I’ve been thinking about the adversarial examples question after talking to the RBC Research Institute in Toronto, and after watching this hilarious Silicon Valley clip. In the clip, the character Jian Yang develops what seems to be a universal image classifier. He points his smart-phone to a picture of a hot dog, and then the app correctly classifies the image as a hot dog. His friends then ask him to classify a pizza, and then, he points the camera to the pizza, and after some suspense, the app outputs “not hot dog.”
If one were to compare this app to state of the art image classifiers, one may think that this is not impressive, because it only outputs two categories of things. However, if Jian Yang’s classifier is robust to adversarial examples, in this post I would suggest that his app is the best image classifier in existence. I also propose an architecture that Jian Yang may have used to construct such a robust classifier. The main purpose of this post is to have my readers point out areas of research that may be related to this line of thinking, and to inspire anyone to use this idea in their own research and engineering work.
The Approach: Train Multiple Neural Network Binary Classifiers each with Different Datasets
In Warde-Farley et al., the authors describe the adversarial examples problem. The idea behind adversarial examples for image classifiers is that an image which is clearly of one category, say, a cat, can be perturbed slightly, resulting in it being categorized as a different image, like, say, a dog. Sometimes these perturbations are so small that they are imperceptible to the human eye, and yet the neural network mis-classifies the image with very high confidence. For a less technical introduction to the topic, see this Open AI post.
To me, the most remarkable thing about adversarial examples is that they work on different neural networks with different architectures.
However, they work on different neural networks trained using the same dataset.
I suggest that engineers train many neural network classifiers, each using different datasets, and then “majority vote their outputs.”
Concretely, the way to do this to train a “hot dog, not hot dog” classier would be to get a huge number of hot dog and not hot dog images, and then divide the images into N different sets, each with an similar number of hot dog and not-hot dog images. Then, different neural networks are trained to fit each of these data-sets. A sample image (which may be a hot dog or not hot dog), should then be fed through each of these classifiers. The output of the ensemble of these classifiers should be observed and the majority of “hot dog” or “not hot dog” should be selected as the final output.
Why this Might Work
My conjecture is that the reason why neural networks work on different architectures is that they are trained using the same dataset. I suspect that a whole collection of heuristics that train a network using randomized methods drawing from this dataset will, in a “law of large numbers” sense, converge to a property where they are tricked by an adversarial example. Specifically, as Warde-Farley et al. describe, in practice there are usually only a few vectors that you can use to perturb an example image to push it to another category of image, and this vector is similar across different architectures of neural networks.

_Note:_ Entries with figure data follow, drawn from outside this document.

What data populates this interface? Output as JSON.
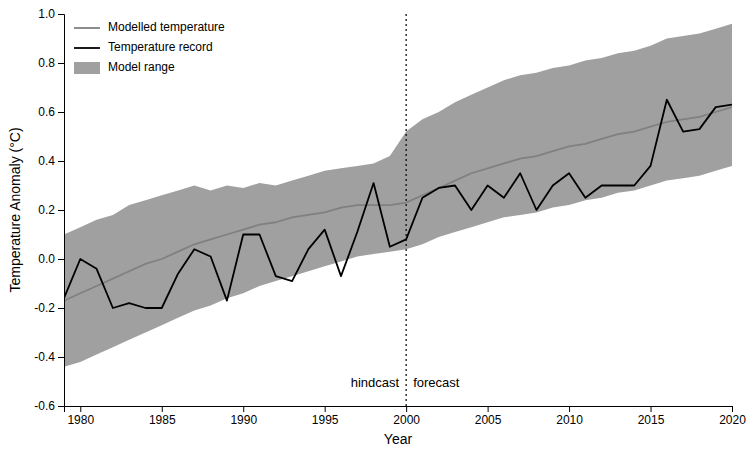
{
  "chart_data": {
    "type": "line",
    "xlabel": "Year",
    "ylabel": "Temperature Anomaly (°C)",
    "x": [
      1979,
      1980,
      1981,
      1982,
      1983,
      1984,
      1985,
      1986,
      1987,
      1988,
      1989,
      1990,
      1991,
      1992,
      1993,
      1994,
      1995,
      1996,
      1997,
      1998,
      1999,
      2000,
      2001,
      2002,
      2003,
      2004,
      2005,
      2006,
      2007,
      2008,
      2009,
      2010,
      2011,
      2012,
      2013,
      2014,
      2015,
      2016,
      2017,
      2018,
      2019,
      2020
    ],
    "series": [
      {
        "name": "Modelled temperature",
        "type": "line",
        "color": "#808080",
        "values": [
          -0.17,
          -0.14,
          -0.11,
          -0.08,
          -0.05,
          -0.02,
          0.0,
          0.03,
          0.06,
          0.08,
          0.1,
          0.12,
          0.14,
          0.15,
          0.17,
          0.18,
          0.19,
          0.21,
          0.22,
          0.22,
          0.22,
          0.23,
          0.26,
          0.29,
          0.32,
          0.35,
          0.37,
          0.39,
          0.41,
          0.42,
          0.44,
          0.46,
          0.47,
          0.49,
          0.51,
          0.52,
          0.54,
          0.56,
          0.57,
          0.58,
          0.6,
          0.62
        ]
      },
      {
        "name": "Temperature record",
        "type": "line",
        "color": "#000000",
        "values": [
          -0.16,
          0.0,
          -0.04,
          -0.2,
          -0.18,
          -0.2,
          -0.2,
          -0.06,
          0.04,
          0.01,
          -0.17,
          0.1,
          0.1,
          -0.07,
          -0.09,
          0.04,
          0.12,
          -0.07,
          0.11,
          0.31,
          0.05,
          0.08,
          0.25,
          0.29,
          0.3,
          0.2,
          0.3,
          0.25,
          0.35,
          0.2,
          0.3,
          0.35,
          0.25,
          0.3,
          0.3,
          0.3,
          0.38,
          0.65,
          0.52,
          0.53,
          0.62,
          0.63
        ]
      },
      {
        "name": "Model range",
        "type": "area",
        "color": "#a0a0a0",
        "upper": [
          0.1,
          0.13,
          0.16,
          0.18,
          0.22,
          0.24,
          0.26,
          0.28,
          0.3,
          0.28,
          0.3,
          0.29,
          0.31,
          0.3,
          0.32,
          0.34,
          0.36,
          0.37,
          0.38,
          0.39,
          0.42,
          0.52,
          0.57,
          0.6,
          0.64,
          0.67,
          0.7,
          0.73,
          0.75,
          0.76,
          0.78,
          0.79,
          0.81,
          0.82,
          0.84,
          0.85,
          0.87,
          0.9,
          0.91,
          0.92,
          0.94,
          0.96
        ],
        "lower": [
          -0.44,
          -0.42,
          -0.39,
          -0.36,
          -0.33,
          -0.3,
          -0.27,
          -0.24,
          -0.21,
          -0.19,
          -0.16,
          -0.14,
          -0.11,
          -0.09,
          -0.07,
          -0.05,
          -0.03,
          -0.01,
          0.01,
          0.02,
          0.03,
          0.04,
          0.06,
          0.09,
          0.11,
          0.13,
          0.15,
          0.17,
          0.18,
          0.19,
          0.21,
          0.22,
          0.24,
          0.25,
          0.27,
          0.28,
          0.3,
          0.32,
          0.33,
          0.34,
          0.36,
          0.38
        ]
      }
    ],
    "reference_lines": [
      {
        "x": 2000,
        "line_style": "dotted",
        "color": "#000000"
      }
    ],
    "annotations": [
      {
        "text": "hindcast"
      },
      {
        "text": "forecast"
      }
    ],
    "xlim": [
      1979,
      2020
    ],
    "ylim": [
      -0.6,
      1.0
    ],
    "xticks": [
      1980,
      1985,
      1990,
      1995,
      2000,
      2005,
      2010,
      2015,
      2020
    ],
    "yticks": [
      -0.6,
      -0.4,
      -0.2,
      {
        "value": 0.0,
        "label": "0.0"
      },
      0.2,
      0.4,
      0.6,
      0.8,
      {
        "value": 1.0,
        "label": "1.0"
      }
    ],
    "legend": "upper-left",
    "grid": false
  }
}
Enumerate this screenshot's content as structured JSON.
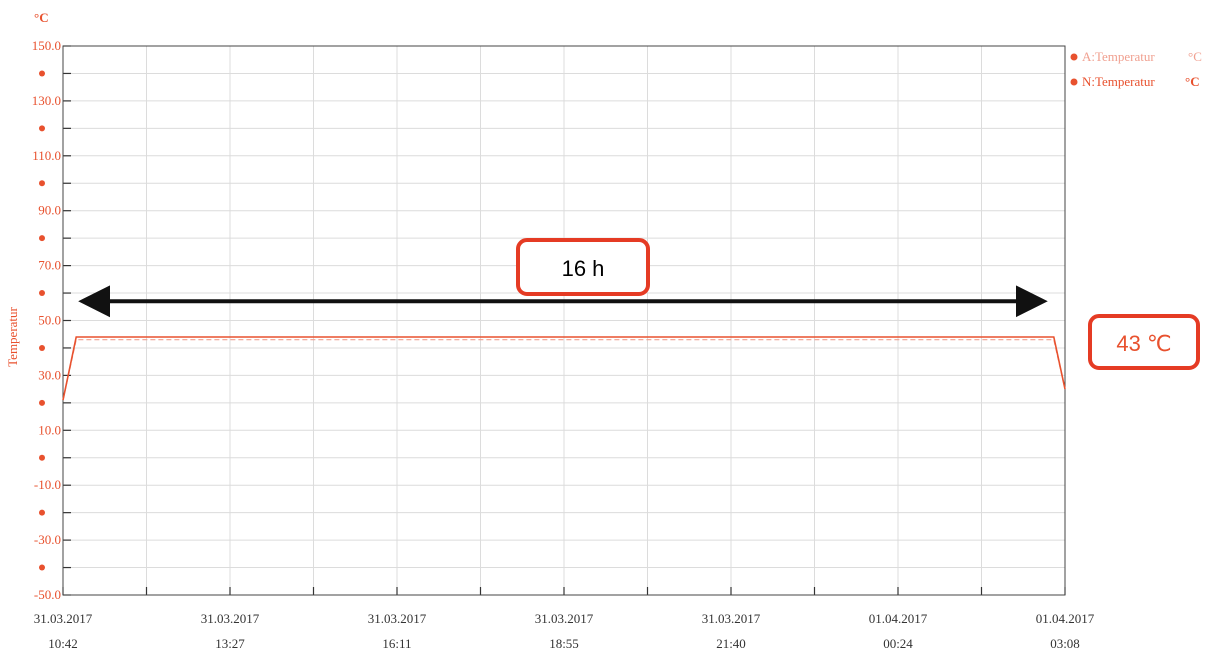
{
  "chart_data": {
    "type": "line",
    "unit_label": "°C",
    "ylabel": "Temperatur",
    "ylim": [
      -50,
      150
    ],
    "y_ticks": [
      "150.0",
      "130.0",
      "110.0",
      "90.0",
      "70.0",
      "50.0",
      "30.0",
      "10.0",
      "-10.0",
      "-30.0",
      "-50.0"
    ],
    "x_ticks": [
      {
        "date": "31.03.2017",
        "time": "10:42"
      },
      {
        "date": "31.03.2017",
        "time": "13:27"
      },
      {
        "date": "31.03.2017",
        "time": "16:11"
      },
      {
        "date": "31.03.2017",
        "time": "18:55"
      },
      {
        "date": "31.03.2017",
        "time": "21:40"
      },
      {
        "date": "01.04.2017",
        "time": "00:24"
      },
      {
        "date": "01.04.2017",
        "time": "03:08"
      }
    ],
    "xlim": [
      "31.03.2017 10:42",
      "01.04.2017 03:08"
    ],
    "grid": true,
    "legend_position": "top-right",
    "series": [
      {
        "name": "A:Temperatur",
        "unit": "°C",
        "color": "#f0a090",
        "style": "dashed",
        "points": [
          {
            "x": "31.03.2017 10:42",
            "y": 21
          },
          {
            "x": "31.03.2017 10:55",
            "y": 43
          },
          {
            "x": "01.04.2017 02:57",
            "y": 43
          },
          {
            "x": "01.04.2017 03:08",
            "y": 25
          }
        ]
      },
      {
        "name": "N:Temperatur",
        "unit": "°C",
        "color": "#e8512e",
        "style": "solid",
        "points": [
          {
            "x": "31.03.2017 10:42",
            "y": 21
          },
          {
            "x": "31.03.2017 10:55",
            "y": 44
          },
          {
            "x": "01.04.2017 02:57",
            "y": 44
          },
          {
            "x": "01.04.2017 03:08",
            "y": 25
          }
        ]
      }
    ],
    "annotations": {
      "duration_label": "16 h",
      "temperature_label": "43 ℃",
      "duration_arrow": {
        "from": "31.03.2017 10:53",
        "to": "01.04.2017 02:55",
        "y": 57
      }
    },
    "colors": {
      "accent": "#e8512e",
      "callout_border": "#e53b24",
      "arrow": "#111111",
      "grid": "#dcdcdc"
    }
  }
}
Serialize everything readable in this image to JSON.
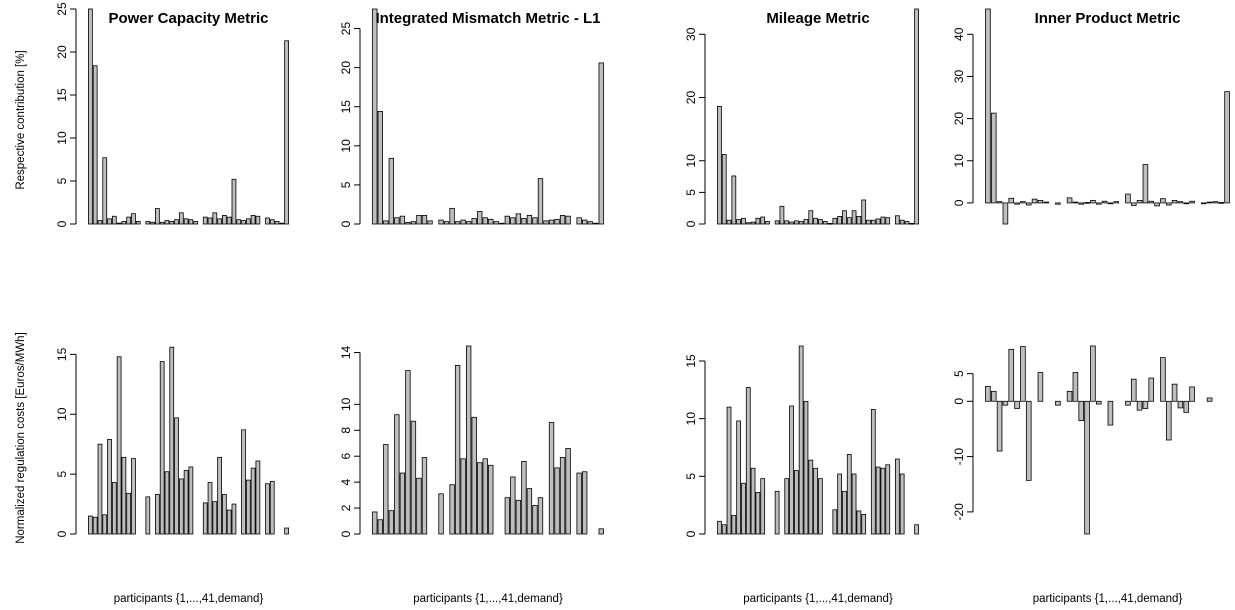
{
  "colors": {
    "bar_fill": "#bebebe",
    "bar_stroke": "#000000"
  },
  "shared": {
    "xlabel": "participants {1,...,41,demand}",
    "ylabel_top": "Respective contribution [%]",
    "ylabel_bottom": "Normalized regulation costs [Euros/MWh]"
  },
  "chart_data": [
    {
      "type": "bar",
      "title": "Power Capacity Metric",
      "xlabel": "",
      "ylabel": "Respective contribution [%]",
      "yticks": [
        0,
        5,
        10,
        15,
        20,
        25
      ],
      "ylim": [
        0,
        25
      ],
      "values": [
        25.0,
        18.4,
        0.4,
        7.7,
        0.6,
        0.9,
        0.1,
        0.3,
        0.8,
        1.2,
        0.3,
        0.0,
        0.3,
        0.2,
        1.8,
        0.2,
        0.4,
        0.3,
        0.5,
        1.3,
        0.6,
        0.5,
        0.3,
        0.0,
        0.8,
        0.7,
        1.3,
        0.6,
        1.0,
        0.8,
        5.2,
        0.5,
        0.4,
        0.6,
        1.0,
        0.9,
        0.0,
        0.7,
        0.5,
        0.3,
        0.1,
        21.3
      ]
    },
    {
      "type": "bar",
      "title": "Integrated Mismatch Metric - L1",
      "xlabel": "",
      "ylabel": "",
      "yticks": [
        0,
        5,
        10,
        15,
        20,
        25
      ],
      "ylim": [
        0,
        27.5
      ],
      "values": [
        27.5,
        14.4,
        0.4,
        8.4,
        0.8,
        1.0,
        0.2,
        0.3,
        1.1,
        1.1,
        0.4,
        0.0,
        0.5,
        0.3,
        2.0,
        0.3,
        0.5,
        0.3,
        0.7,
        1.6,
        0.8,
        0.6,
        0.3,
        0.1,
        1.0,
        0.8,
        1.3,
        0.7,
        1.1,
        0.8,
        5.8,
        0.4,
        0.5,
        0.6,
        1.1,
        1.0,
        0.0,
        0.8,
        0.5,
        0.3,
        0.1,
        20.6
      ]
    },
    {
      "type": "bar",
      "title": "Mileage Metric",
      "xlabel": "",
      "ylabel": "",
      "yticks": [
        0,
        5,
        10,
        20,
        30
      ],
      "ylim": [
        0,
        34
      ],
      "values": [
        18.6,
        11.0,
        0.6,
        7.6,
        0.7,
        0.9,
        0.2,
        0.3,
        0.9,
        1.1,
        0.4,
        0.0,
        0.5,
        2.8,
        0.5,
        0.3,
        0.5,
        0.4,
        0.7,
        2.1,
        0.9,
        0.7,
        0.4,
        0.1,
        0.9,
        1.2,
        2.1,
        1.0,
        2.1,
        1.2,
        3.8,
        0.6,
        0.6,
        0.8,
        1.1,
        1.0,
        0.0,
        1.3,
        0.6,
        0.4,
        0.1,
        34.0
      ]
    },
    {
      "type": "bar",
      "title": "Inner Product Metric",
      "xlabel": "",
      "ylabel": "",
      "yticks": [
        0,
        10,
        20,
        30,
        40
      ],
      "ylim": [
        -5,
        46
      ],
      "values": [
        46.0,
        21.3,
        0.3,
        -5.0,
        1.1,
        -0.3,
        0.3,
        -0.5,
        0.9,
        0.6,
        0.2,
        0.0,
        -0.3,
        0.0,
        1.2,
        0.2,
        -0.3,
        0.1,
        0.6,
        -0.3,
        0.4,
        -0.2,
        0.3,
        0.0,
        2.1,
        -0.6,
        0.6,
        9.1,
        0.4,
        -0.7,
        1.0,
        -0.5,
        0.6,
        0.3,
        -0.2,
        0.4,
        0.0,
        -0.2,
        0.2,
        0.3,
        0.1,
        26.4
      ]
    },
    {
      "type": "bar",
      "title": "",
      "xlabel": "participants {1,...,41,demand}",
      "ylabel": "Normalized regulation costs [Euros/MWh]",
      "yticks": [
        0,
        5,
        10,
        15
      ],
      "ylim": [
        0,
        15.7
      ],
      "values": [
        1.5,
        1.4,
        7.5,
        1.6,
        7.9,
        4.3,
        14.8,
        6.4,
        3.4,
        6.3,
        0,
        0,
        3.1,
        0,
        3.3,
        14.4,
        5.2,
        15.6,
        9.7,
        4.6,
        5.3,
        5.6,
        0,
        0,
        2.6,
        4.3,
        2.7,
        6.4,
        3.3,
        2.0,
        2.5,
        0,
        8.7,
        4.5,
        5.5,
        6.1,
        0,
        4.2,
        4.4,
        0,
        0,
        0.5
      ]
    },
    {
      "type": "bar",
      "title": "",
      "xlabel": "participants {1,...,41,demand}",
      "ylabel": "",
      "yticks": [
        0,
        2,
        4,
        6,
        8,
        10,
        14
      ],
      "ylim": [
        0,
        14.5
      ],
      "values": [
        1.7,
        1.1,
        6.9,
        1.8,
        9.2,
        4.7,
        12.6,
        8.7,
        4.3,
        5.9,
        0,
        0,
        3.1,
        0,
        3.8,
        13.0,
        5.8,
        14.5,
        9.0,
        5.5,
        5.8,
        5.3,
        0,
        0,
        2.8,
        4.4,
        2.6,
        5.6,
        3.5,
        2.2,
        2.8,
        0,
        8.6,
        5.1,
        5.9,
        6.6,
        0,
        4.7,
        4.8,
        0,
        0,
        0.4
      ]
    },
    {
      "type": "bar",
      "title": "",
      "xlabel": "participants {1,...,41,demand}",
      "ylabel": "",
      "yticks": [
        0,
        5,
        10,
        15
      ],
      "ylim": [
        0,
        16.3
      ],
      "values": [
        1.1,
        0.8,
        11.0,
        1.6,
        9.8,
        4.4,
        12.7,
        5.7,
        3.6,
        4.8,
        0,
        0,
        3.7,
        0,
        4.8,
        11.1,
        5.5,
        16.3,
        11.5,
        6.4,
        5.7,
        4.8,
        0,
        0,
        2.1,
        5.2,
        3.7,
        6.9,
        5.2,
        2.0,
        1.7,
        0,
        10.8,
        5.8,
        5.7,
        6.0,
        0,
        6.5,
        5.2,
        0,
        0,
        0.8
      ]
    },
    {
      "type": "bar",
      "title": "",
      "xlabel": "participants {1,...,41,demand}",
      "ylabel": "",
      "yticks": [
        -20,
        -10,
        0,
        5
      ],
      "ylim": [
        -24,
        10
      ],
      "values": [
        2.7,
        1.8,
        -9.0,
        -0.7,
        9.4,
        -1.3,
        9.9,
        -14.3,
        0,
        5.2,
        0,
        0,
        -0.7,
        0,
        1.8,
        5.2,
        -3.5,
        -24.0,
        10.0,
        -0.5,
        0,
        -4.3,
        0,
        0,
        -0.7,
        4.0,
        -1.6,
        -1.3,
        4.2,
        0,
        7.9,
        -7.0,
        3.1,
        -1.2,
        -2.0,
        2.6,
        0,
        0,
        0.6,
        0,
        0,
        0
      ]
    }
  ]
}
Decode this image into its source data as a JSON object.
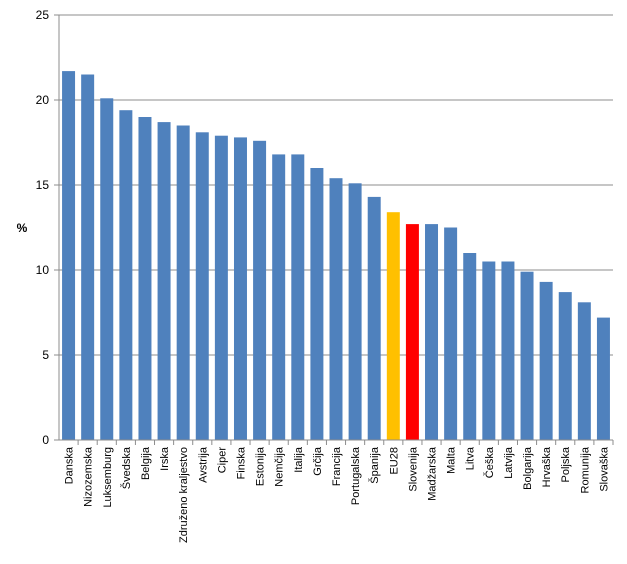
{
  "chart_data": {
    "type": "bar",
    "title": "",
    "xlabel": "",
    "ylabel": "%",
    "ylim": [
      0,
      25
    ],
    "yticks": [
      0,
      5,
      10,
      15,
      20,
      25
    ],
    "grid": true,
    "categories": [
      "Danska",
      "Nizozemska",
      "Luksemburg",
      "Švedska",
      "Belgija",
      "Irska",
      "Združeno kraljestvo",
      "Avstrija",
      "Ciper",
      "Finska",
      "Estonija",
      "Nemčija",
      "Italija",
      "Grčija",
      "Francija",
      "Portugalska",
      "Španija",
      "EU28",
      "Slovenija",
      "Madžarska",
      "Malta",
      "Litva",
      "Češka",
      "Latvija",
      "Bolgarija",
      "Hrvaška",
      "Poljska",
      "Romunija",
      "Slovaška"
    ],
    "values": [
      21.7,
      21.5,
      20.1,
      19.4,
      19.0,
      18.7,
      18.5,
      18.1,
      17.9,
      17.8,
      17.6,
      16.8,
      16.8,
      16.0,
      15.4,
      15.1,
      14.3,
      13.4,
      12.7,
      12.7,
      12.5,
      11.0,
      10.5,
      10.5,
      9.9,
      9.3,
      8.7,
      8.1,
      7.2
    ],
    "colors": {
      "default": "#4f81bd",
      "EU28": "#ffc000",
      "Slovenija": "#ff0000",
      "grid": "#8c8c8c",
      "axis": "#8c8c8c"
    }
  }
}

Let’s call this vector the optimally perturbing vector associated with the dataset. I conjecture that this is a property of the distribution from which the images are drawn, which, when I think about it, is pretty much equivalent to the dataset itself.
If this is true, if one trains multiple networks using different datasets, I conjecture that different adversarial examples will work on each different neural network. However, I suspect that it would be hard to find an adversarial example that tricks the majority of these neural networks simultaneously. If the optimally perturbing vector associated with each dataset is different, adding these all up will cause their contributions to cancel each other out.
This of course needs empirical verification. Also, it is not clear to me whether the combined network that “majority functions” the output would be robust to a unique adversarial example.
Error Control Coding Analogy
To me, this seems like a way to capture the notion of a repetition code in machine learning. Each independently trained network in this architecture is analogous to a symbol in an error control code. I am still trying to think of an appropriate analogy to other types of coding techniques, like computing parity, as is done in low-density parity-check codes.
More than this, I suspect this would be a good technique to increase the accuracy of image classifiers even for typical images. Of course, this also needs empirical verification.
So, has anyone tried this method before? If so, please let me know! From what I can tell ensemble methods (which seem related to this idea) specifically try to train networks using the same dataset, and thus are different from this approach.